Хмельницкий застыл с кубком в руке. Взгляд его точно так же застыл на лице Оливеберга.
— Швеция понимает, что, оставшись без Украины, польская держава в тот же год потеряет и Литву. Никто не станет считать Польшу великой с того дня, когда она перестанет быть империей. А империей она перестанет быть сразу же, как только потеряет Украину.
— Все это элементарно, как подбор колод в карте, — как бы про себя заметил Урбач, удивляясь, что Хмельницкий молча реагирует на его рассуждения.
— То есть вы, как посол шведской короны, гарантируете, что, когда возникнет такая необходимость, Швеция придет нам на помощь?
— Которая не обязательно должна выразиться в том, что шведские войска станут занимать линию обороны между вашими полками и чамбулами татарской конницы. Король может двинуть свои войска прямо на Варшаву. Что значительно сократит их путь туда, куда, собственно, и метит Швеция.

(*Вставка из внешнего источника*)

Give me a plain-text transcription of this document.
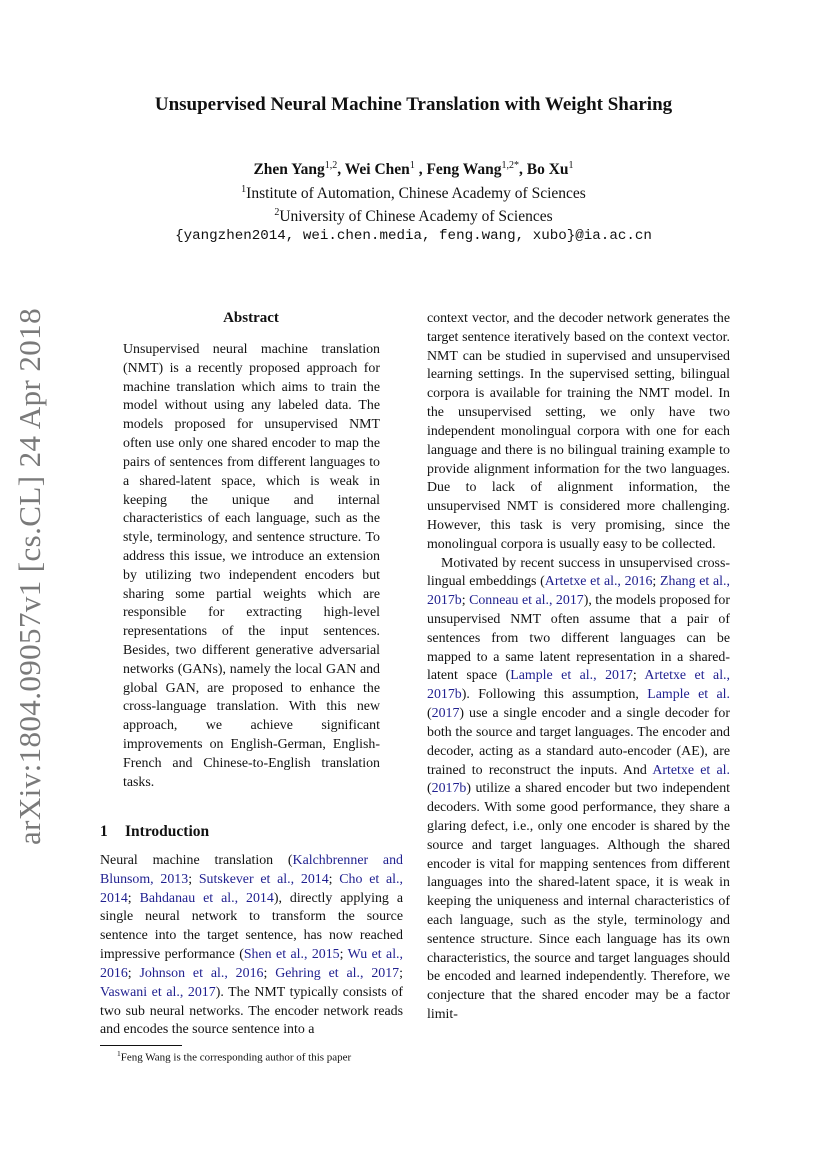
arXiv:1804.09057v1 [cs.CL] 24 Apr 2018
Unsupervised Neural Machine Translation with Weight Sharing
Zhen Yang$^{1,2}$, Wei Chen$^1$ , Feng Wang$^{1,2*}$, Bo Xu$^1$
$^1$Institute of Automation, Chinese Academy of Sciences
$^2$University of Chinese Academy of Sciences
{yangzhen2014, wei.chen.media, feng.wang, xubo}@ia.ac.cn
Abstract

Unsupervised neural machine translation (NMT) is a recently proposed approach for machine translation which aims to train the model without using any labeled data. The models proposed for unsupervised NMT often use only one shared encoder to map the pairs of sentences from different languages to a shared-latent space, which is weak in keeping the unique and internal characteristics of each language, such as the style, terminology, and sentence structure. To address this issue, we introduce an extension by utilizing two independent encoders but sharing some partial weights which are responsible for extracting high-level representations of the input sentences. Besides, two different generative adversarial networks (GANs), namely the local GAN and global GAN, are proposed to enhance the cross-language translation. With this new approach, we achieve significant improvements on English-German, English-French and Chinese-to-English translation tasks.

1 Introduction

Neural machine translation (Kalchbrenner and Blunsom, 2013; Sutskever et al., 2014; Cho et al., 2014; Bahdanau et al., 2014), directly applying a single neural network to transform the source sentence into the target sentence, has now reached impressive performance (Shen et al., 2015; Wu et al., 2016; Johnson et al., 2016; Gehring et al., 2017; Vaswani et al., 2017). The NMT typically consists of two sub neural networks. The encoder network reads and encodes the source sentence into a

$^1$Feng Wang is the corresponding author of this paper

context vector, and the decoder network generates the target sentence iteratively based on the context vector. NMT can be studied in supervised and unsupervised learning settings. In the supervised setting, bilingual corpora is available for training the NMT model. In the unsupervised setting, we only have two independent monolingual corpora with one for each language and there is no bilingual training example to provide alignment information for the two languages. Due to lack of alignment information, the unsupervised NMT is considered more challenging. However, this task is very promising, since the monolingual corpora is usually easy to be collected.

Motivated by recent success in unsupervised cross-lingual embeddings (Artetxe et al., 2016; Zhang et al., 2017b; Conneau et al., 2017), the models proposed for unsupervised NMT often assume that a pair of sentences from two different languages can be mapped to a same latent representation in a shared-latent space (Lample et al., 2017; Artetxe et al., 2017b). Following this assumption, Lample et al. (2017) use a single encoder and a single decoder for both the source and target languages. The encoder and decoder, acting as a standard auto-encoder (AE), are trained to reconstruct the inputs. And Artetxe et al. (2017b) utilize a shared encoder but two independent decoders. With some good performance, they share a glaring defect, i.e., only one encoder is shared by the source and target languages. Although the shared encoder is vital for mapping sentences from different languages into the shared-latent space, it is weak in keeping the uniqueness and internal characteristics of each language, such as the style, terminology and sentence structure. Since each language has its own characteristics, the source and target languages should be encoded and learned independently. Therefore, we conjecture that the shared encoder may be a factor limit-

Ибо собственно Украина, как земля, никакого особого государственного интереса для Швеции не представляет.
— Меня это должно успокаивать, — согласился Хмельницкий, понимая, что таким образом посол хотел объявить, что оккупировать украинские земли правители норманнов не собираются. — Вам приказано оставаться постоянным представителем Швеции при моей ставке?
— Скорее оставаться связным между вашей ставкой, господин генерал, и тайным шведским эмиссаром в Литве, а значит, и шведским королевским двором.
Хмельницкий с недоверием осмотрел Оливеберга: осознает ли этот полумонах, на какие неудобства и опасности он себя обрекает? Вряд ли.
— И вы намерены остаться этим связным?
— Но не потому, что влюблен в королеву Христину — вы уж извините — и готов жертвовать ради нее жизнью.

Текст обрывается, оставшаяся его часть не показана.